Conformational polymorphism of wild-type and mutant prion proteins: Energy landscape analysis

Conformational transitions are thought to be the prime mechanism of prion diseases. In this study, the energy landscapes of a wild-type prion protein (PrP) and the D178N and E200K mutant proteins were mapped, enabling the characterization of the normal isoforms (PrPC) and partially unfolded isoforms (PrPPU) of the three prion protein analogs. It was found that the three energy landscapes differ in three respects: (i) the relative stability of the PrPC and the PrPPU states, (ii) the transition pathways from PrPC to PrPPU, and (iii) the relative stability of the three helices in the PrPC state.
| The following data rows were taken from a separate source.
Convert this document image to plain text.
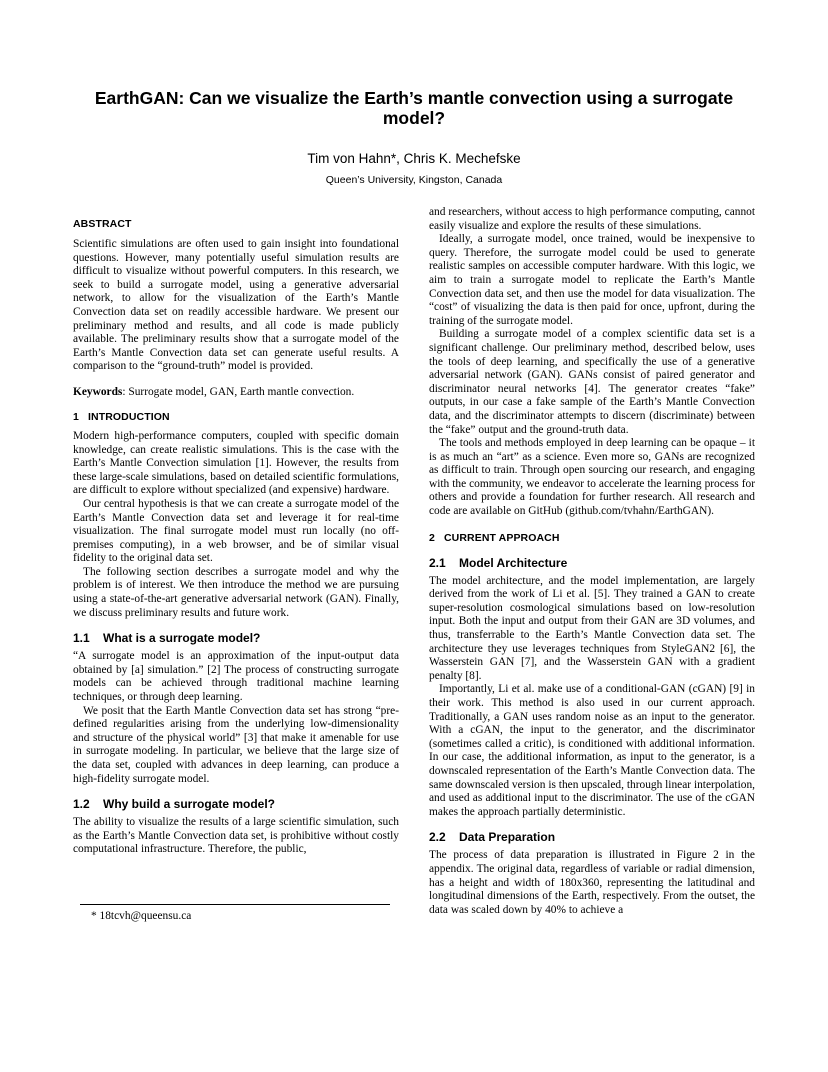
EarthGAN: Can we visualize the Earth’s mantle convection using a surrogate model?
Tim von Hahn*, Chris K. Mechefske
Queen’s University, Kingston, Canada
ABSTRACT

Scientific simulations are often used to gain insight into foundational questions. However, many potentially useful simulation results are difficult to visualize without powerful computers. In this research, we seek to build a surrogate model, using a generative adversarial network, to allow for the visualization of the Earth’s Mantle Convection data set on readily accessible hardware. We present our preliminary method and results, and all code is made publicly available. The preliminary results show that a surrogate model of the Earth’s Mantle Convection data set can generate useful results. A comparison to the “ground-truth” model is provided.

Keywords: Surrogate model, GAN, Earth mantle convection.

1 INTRODUCTION

Modern high-performance computers, coupled with specific domain knowledge, can create realistic simulations. This is the case with the Earth’s Mantle Convection simulation [1]. However, the results from these large-scale simulations, based on detailed scientific formulations, are difficult to explore without specialized (and expensive) hardware.

Our central hypothesis is that we can create a surrogate model of the Earth’s Mantle Convection data set and leverage it for real-time visualization. The final surrogate model must run locally (no off-premises computing), in a web browser, and be of similar visual fidelity to the original data set.

The following section describes a surrogate model and why the problem is of interest. We then introduce the method we are pursuing using a state-of-the-art generative adversarial network (GAN). Finally, we discuss preliminary results and future work.

1.1 What is a surrogate model?

“A surrogate model is an approximation of the input-output data obtained by [a] simulation.” [2] The process of constructing surrogate models can be achieved through traditional machine learning techniques, or through deep learning.

We posit that the Earth Mantle Convection data set has strong “pre-defined regularities arising from the underlying low-dimensionality and structure of the physical world” [3] that make it amenable for use in surrogate modeling. In particular, we believe that the large size of the data set, coupled with advances in deep learning, can produce a high-fidelity surrogate model.

1.2 Why build a surrogate model?

The ability to visualize the results of a large scientific simulation, such as the Earth’s Mantle Convection data set, is prohibitive without costly computational infrastructure. Therefore, the public,

* 18tcvh@queensu.ca

and researchers, without access to high performance computing, cannot easily visualize and explore the results of these simulations.

Ideally, a surrogate model, once trained, would be inexpensive to query. Therefore, the surrogate model could be used to generate realistic samples on accessible computer hardware. With this logic, we aim to train a surrogate model to replicate the Earth’s Mantle Convection data set, and then use the model for data visualization. The “cost” of visualizing the data is then paid for once, upfront, during the training of the surrogate model.

Building a surrogate model of a complex scientific data set is a significant challenge. Our preliminary method, described below, uses the tools of deep learning, and specifically the use of a generative adversarial network (GAN). GANs consist of paired generator and discriminator neural networks [4]. The generator creates “fake” outputs, in our case a fake sample of the Earth’s Mantle Convection data, and the discriminator attempts to discern (discriminate) between the “fake” output and the ground-truth data.

The tools and methods employed in deep learning can be opaque – it is as much an “art” as a science. Even more so, GANs are recognized as difficult to train. Through open sourcing our research, and engaging with the community, we endeavor to accelerate the learning process for others and provide a foundation for further research. All research and code are available on GitHub (github.com/tvhahn/EarthGAN).

2 CURRENT APPROACH
2.1 Model Architecture

The model architecture, and the model implementation, are largely derived from the work of Li et al. [5]. They trained a GAN to create super-resolution cosmological simulations based on low-resolution input. Both the input and output from their GAN are 3D volumes, and thus, transferrable to the Earth’s Mantle Convection data set. The architecture they use leverages techniques from StyleGAN2 [6], the Wasserstein GAN [7], and the Wasserstein GAN with a gradient penalty [8].

Importantly, Li et al. make use of a conditional-GAN (cGAN) [9] in their work. This method is also used in our current approach. Traditionally, a GAN uses random noise as an input to the generator. With a cGAN, the input to the generator, and the discriminator (sometimes called a critic), is conditioned with additional information. In our case, the additional information, as input to the generator, is a downscaled representation of the Earth’s Mantle Convection data. The same downscaled version is then upscaled, through linear interpolation, and used as additional input to the discriminator. The use of the cGAN makes the approach partially deterministic.

2.2 Data Preparation

The process of data preparation is illustrated in Figure 2 in the appendix. The original data, regardless of variable or radial dimension, has a height and width of 180x360, representing the latitudinal and longitudinal dimensions of the Earth, respectively. From the outset, the data was scaled down by 40% to achieve a
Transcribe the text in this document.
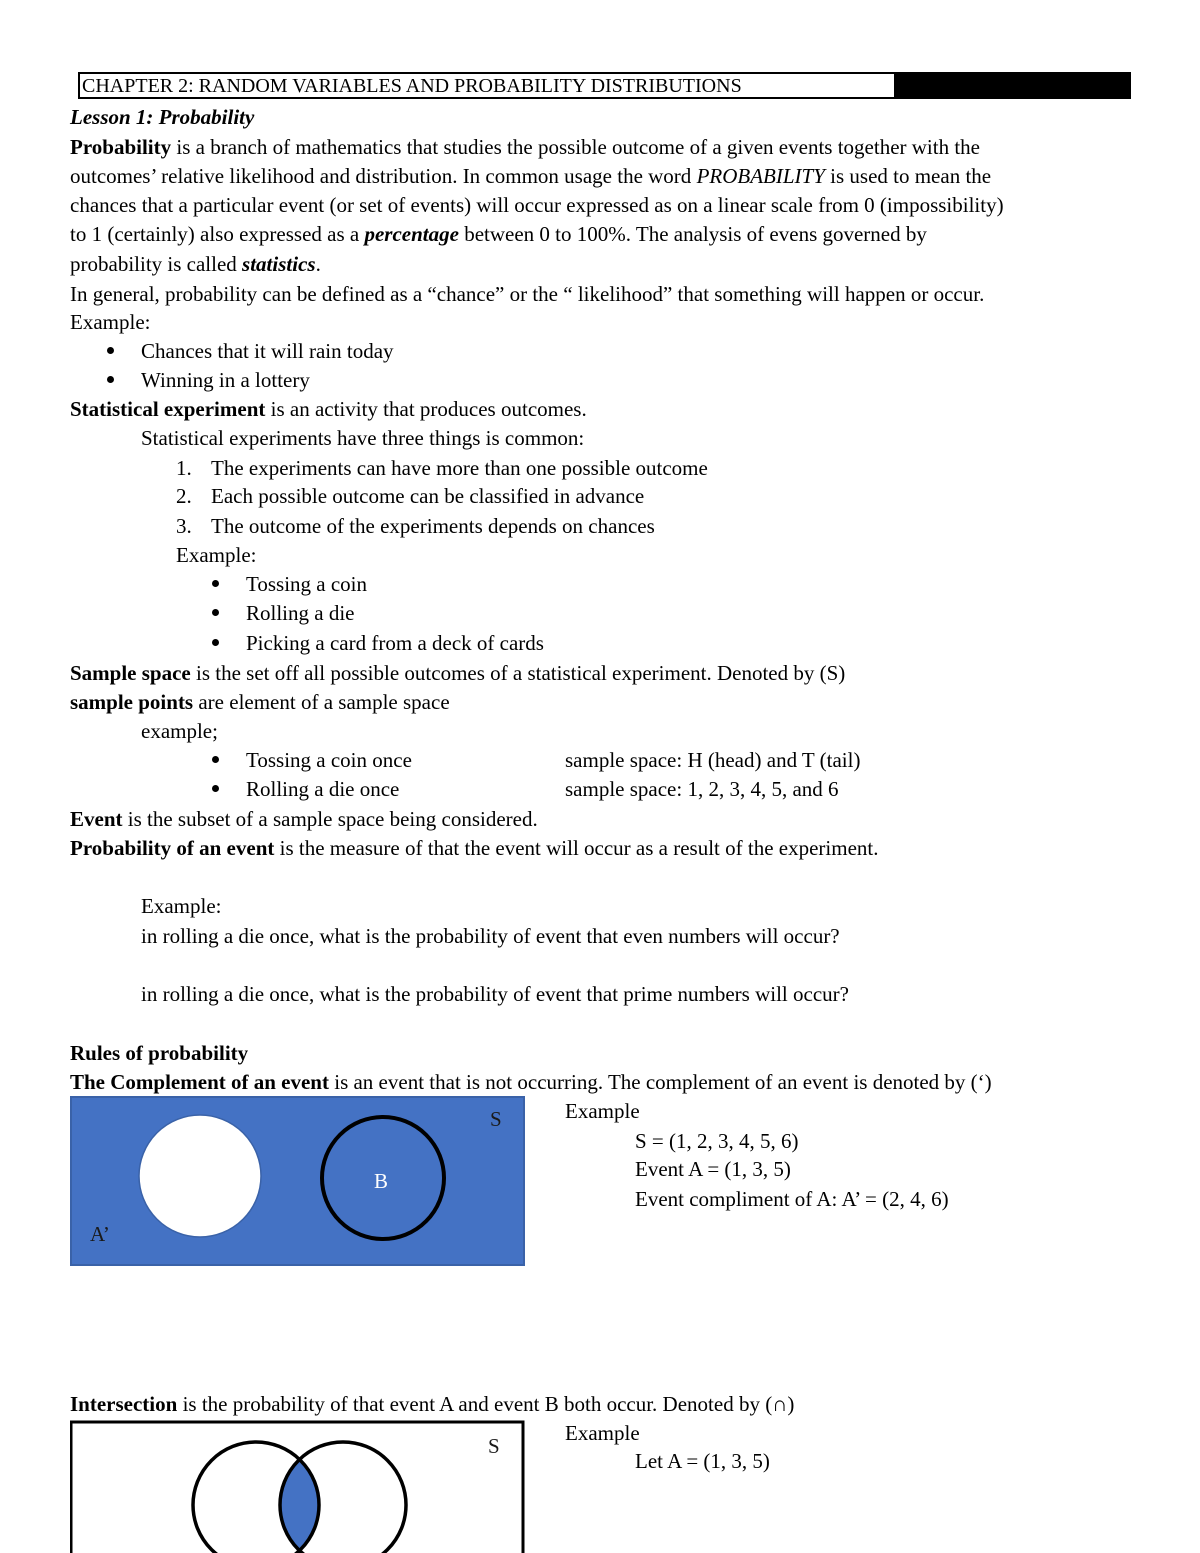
CHAPTER 2: RANDOM VARIABLES AND PROBABILITY DISTRIBUTIONS
Lesson 1: Probability
Probability is a branch of mathematics that studies the possible outcome of a given events together with the
outcomes’ relative likelihood and distribution. In common usage the word PROBABILITY is used to mean the
chances that a particular event (or set of events) will occur expressed as on a linear scale from 0 (impossibility)
to 1 (certainly) also expressed as a percentage between 0 to 100%. The analysis of evens governed by
probability is called statistics.
In general, probability can be defined as a “chance” or the “ likelihood” that something will happen or occur.
Example:
Chances that it will rain today
Winning in a lottery
Statistical experiment is an activity that produces outcomes.
Statistical experiments have three things is common:
1. The experiments can have more than one possible outcome
2. Each possible outcome can be classified in advance
3. The outcome of the experiments depends on chances
Example:
Tossing a coin
Rolling a die
Picking a card from a deck of cards
Sample space is the set off all possible outcomes of a statistical experiment. Denoted by (S)
sample points are element of a sample space
example;
Tossing a coin once	sample space: H (head) and T (tail)
Rolling a die once	sample space: 1, 2, 3, 4, 5, and 6
Event is the subset of a sample space being considered.
Probability of an event is the measure of that the event will occur as a result of the experiment.
Example:
in rolling a die once, what is the probability of event that even numbers will occur?
in rolling a die once, what is the probability of event that prime numbers will occur?
Rules of probability
The Complement of an event is an event that is not occurring. The complement of an event is denoted by (‘)
S
B
A’
Example
S = (1, 2, 3, 4, 5, 6)
Event A = (1, 3, 5)
Event compliment of A: A’ = (2, 4, 6)
Intersection is the probability of that event A and event B both occur. Denoted by (∩)
S
Example
Let A = (1, 3, 5)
In particular, it was found that although helix 1 (residues 144-156) is the most stable helix in wild-type PrP, its stability is dramatically reduced by both mutations. This destabilization is due to changes in the charge distribution that affects the internal salt bridges responsible for the greater stability of this helix in wild-type PrP. Although both mutations result in similar destabilization of helix 1, they a have different effect on the overall stability of PrPC and of PrPPU isoforms and on structural properties. The destabilization of helix 1 by mutations provides additional evidences to the role of this helix in the pathogenic transition from the PrPC to the pathogenic isoform PrPSC.